By Natalie Beach, Hamilton Cain, Leigh Haber, Taylor Lannamann, Claire Luchette, Liesl Schillinger
17 of 20
Chemistry
By Weike Wang
224 pages;
Knopf
Wang's wry, astute first novel charts the meltdown of a Chinese grad student adrift in the doldrums of her own research and unable to say "I do" to the man she clearly adores. On a comic and often precarious journey to a smidge of enlightenment, our unnamed protagonist evokes the bell-jar milieu of science, the condescending alphaness of her mostly male colleagues, and the soul-killing repetitiveness of life in the lab.

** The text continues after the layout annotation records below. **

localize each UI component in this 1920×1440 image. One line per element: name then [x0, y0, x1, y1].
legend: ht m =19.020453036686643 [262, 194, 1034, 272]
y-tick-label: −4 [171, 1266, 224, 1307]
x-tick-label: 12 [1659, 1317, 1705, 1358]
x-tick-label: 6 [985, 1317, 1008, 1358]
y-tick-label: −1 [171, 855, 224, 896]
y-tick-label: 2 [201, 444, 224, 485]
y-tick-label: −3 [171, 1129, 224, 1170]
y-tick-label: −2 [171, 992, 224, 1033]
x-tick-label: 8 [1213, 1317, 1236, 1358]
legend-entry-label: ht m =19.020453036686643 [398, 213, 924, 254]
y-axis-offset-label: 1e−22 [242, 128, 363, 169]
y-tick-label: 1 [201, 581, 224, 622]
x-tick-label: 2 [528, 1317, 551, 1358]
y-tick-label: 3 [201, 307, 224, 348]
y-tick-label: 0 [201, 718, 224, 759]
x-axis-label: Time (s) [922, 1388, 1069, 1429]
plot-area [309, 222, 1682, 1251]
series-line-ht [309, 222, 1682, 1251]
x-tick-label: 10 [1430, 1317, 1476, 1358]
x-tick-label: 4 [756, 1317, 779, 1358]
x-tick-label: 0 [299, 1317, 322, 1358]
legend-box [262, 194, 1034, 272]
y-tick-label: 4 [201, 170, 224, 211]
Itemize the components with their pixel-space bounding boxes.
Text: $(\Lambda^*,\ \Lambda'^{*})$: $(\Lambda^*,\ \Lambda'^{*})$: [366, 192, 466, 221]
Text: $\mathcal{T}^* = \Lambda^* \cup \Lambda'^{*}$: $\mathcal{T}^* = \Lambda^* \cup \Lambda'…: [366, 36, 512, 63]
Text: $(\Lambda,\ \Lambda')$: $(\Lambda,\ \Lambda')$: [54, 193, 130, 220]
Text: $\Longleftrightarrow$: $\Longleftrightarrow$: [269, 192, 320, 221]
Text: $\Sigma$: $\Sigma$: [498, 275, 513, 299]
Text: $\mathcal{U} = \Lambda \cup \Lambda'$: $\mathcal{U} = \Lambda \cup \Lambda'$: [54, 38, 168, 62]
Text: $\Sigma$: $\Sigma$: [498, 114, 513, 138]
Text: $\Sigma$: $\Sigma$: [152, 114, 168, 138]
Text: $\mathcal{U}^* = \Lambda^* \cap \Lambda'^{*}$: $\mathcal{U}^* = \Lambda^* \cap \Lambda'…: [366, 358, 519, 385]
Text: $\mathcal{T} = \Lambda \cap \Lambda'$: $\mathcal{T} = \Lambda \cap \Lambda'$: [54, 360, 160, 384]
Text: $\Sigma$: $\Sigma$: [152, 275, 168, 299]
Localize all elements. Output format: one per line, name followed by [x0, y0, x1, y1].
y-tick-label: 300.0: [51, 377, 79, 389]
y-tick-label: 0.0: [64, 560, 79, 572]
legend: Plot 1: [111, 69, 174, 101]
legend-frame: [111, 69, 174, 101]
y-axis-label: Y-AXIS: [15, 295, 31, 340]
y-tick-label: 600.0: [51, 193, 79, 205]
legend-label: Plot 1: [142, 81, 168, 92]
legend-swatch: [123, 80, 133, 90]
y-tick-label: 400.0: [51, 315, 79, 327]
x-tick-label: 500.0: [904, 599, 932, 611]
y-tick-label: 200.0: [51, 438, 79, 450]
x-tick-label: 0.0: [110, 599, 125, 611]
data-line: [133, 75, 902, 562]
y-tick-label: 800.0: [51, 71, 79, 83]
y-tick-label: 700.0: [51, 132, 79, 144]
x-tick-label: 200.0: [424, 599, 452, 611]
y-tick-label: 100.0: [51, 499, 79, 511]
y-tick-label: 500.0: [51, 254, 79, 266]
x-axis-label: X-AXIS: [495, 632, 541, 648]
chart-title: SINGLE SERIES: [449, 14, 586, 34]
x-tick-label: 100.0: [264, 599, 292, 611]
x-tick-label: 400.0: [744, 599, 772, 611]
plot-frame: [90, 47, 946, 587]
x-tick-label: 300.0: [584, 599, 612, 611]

Told in a hilarious deadpan that recalls Gish Jen and Nora Ephron, the novel fluctuates between humor and heartrending sincerity, as the narrator tortures herself with circuitous and mostly pointless internal arguments: "Popcorn, no popcorn, popcorn, no popcorn. Popcorn. I'm fine, you're sad, I'm fine...definitely not fine. I once thought I would have all the answers by now." While answers are elusive, it's fun watching her try to make sense of her life, "like a gas particle flying around in space."